Op een inventarisatielijst in het Boek der Pausen, Liber pontificalis, uit de 9e eeuw komt het woord cariofylum voor, in de betekenis van kruidnagels, die werden gebruikt als betaalmiddel, net als peper. Caryophyllus, het enkelvoud is afgeleid van het Griekse woord căryon, gecombineerd met phyllus, dat blad betekent, en komt ook voor in De botanische naam van de tuinanjer, waarvan de geur aan kruidnagel doet denken en die - inderdaad - eugenol bevat.

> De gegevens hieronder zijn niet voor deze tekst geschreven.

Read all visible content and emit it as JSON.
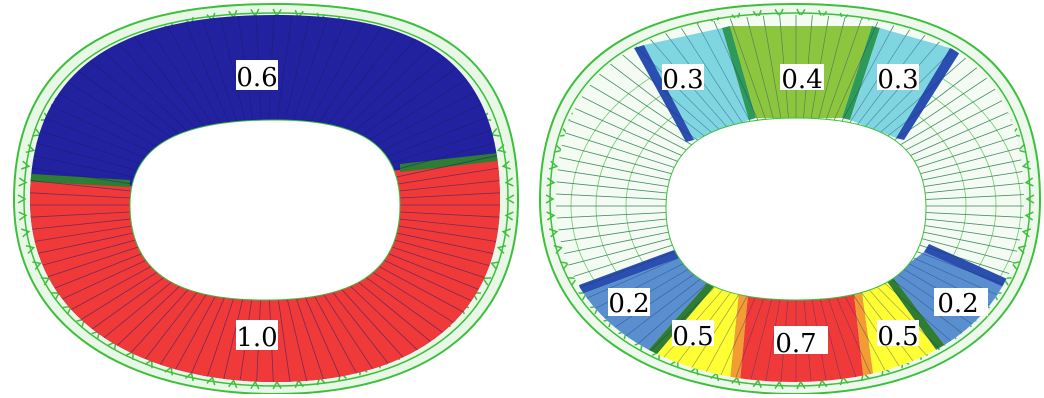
{
  "left_panel": {
    "labels": [
      {
        "id": "upper",
        "text": "0.6"
      },
      {
        "id": "lower",
        "text": "1.0"
      }
    ]
  },
  "right_panel": {
    "labels": [
      {
        "id": "top-left",
        "text": "0.3"
      },
      {
        "id": "top-center",
        "text": "0.4"
      },
      {
        "id": "top-right",
        "text": "0.3"
      },
      {
        "id": "bottom-far-left",
        "text": "0.2"
      },
      {
        "id": "bottom-left",
        "text": "0.5"
      },
      {
        "id": "bottom-center",
        "text": "0.7"
      },
      {
        "id": "bottom-right",
        "text": "0.5"
      },
      {
        "id": "bottom-far-right",
        "text": "0.2"
      }
    ]
  },
  "colors": {
    "blue": "#2222a0",
    "red": "#f03a3a",
    "green_band": "#2e7d32",
    "frame_green": "#3cc03c",
    "cyan": "#7fd6e0",
    "lime": "#8cc63f",
    "steel_blue": "#5a8fcf",
    "yellow": "#ffff33",
    "orange": "#f39c33"
  }
}
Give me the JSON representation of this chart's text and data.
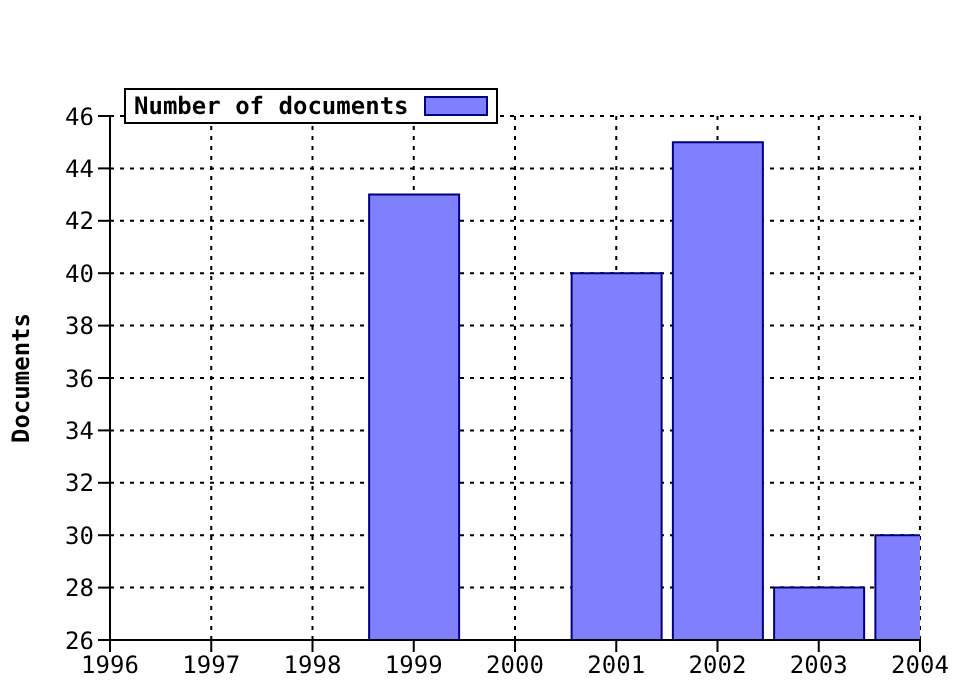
{
  "chart_data": {
    "type": "bar",
    "ylabel": "Documents",
    "x": [
      1999,
      2001,
      2002,
      2003,
      2004
    ],
    "series": [
      {
        "name": "Number of documents",
        "color": "#8080ff",
        "values": [
          43,
          40,
          45,
          28,
          30
        ]
      }
    ],
    "xlim": [
      1996,
      2004
    ],
    "xticks": [
      1996,
      1997,
      1998,
      1999,
      2000,
      2001,
      2002,
      2003,
      2004
    ],
    "ylim": [
      26,
      46
    ],
    "yticks": [
      26,
      28,
      30,
      32,
      34,
      36,
      38,
      40,
      42,
      44,
      46
    ],
    "grid": true,
    "legend": "top left"
  }
}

De meest gecontreerde vorm van kruidnagel, kruidnagelolie, wordt weliswaar als smaakmaker gebruikt, maar is niet bestemd voor consumptie. Blijf daar van af !
De kruidnagel is één van de rijkste bronnen van fenolische verbindingen (categorie anti-oxidanten) zoals eugenol, eugenyl-acetaat en galluszuur, dat ook in sumac, piment(blad), zwarte thee en rode wijn voor komt. Daarnaast bevatten kruidnagels flavonoïden, ook een anti-oxidant, in de vorm van kamferol.
Het ontstekingsremmend effect van kruidnagel is een gegeven, geen fabel. Kruidnagels zijn door de eeuwen heen gebruikt tegen kiespijn en ontstekingen in de mond, en zo een slechte adem te bestrijden. In de tandheelkunde kent eugenol nog altijd verscheidene toepassingen.
In Indonesië maakt(e) men sigaretten met een mengsel van nootmuskaat, komijn en kruidnagel in bananenblad gerold.
Nootmuskaatsigaretten zijn er nog altijd zeer populair, bedacht en gefabriceerd in Kudus, op Java.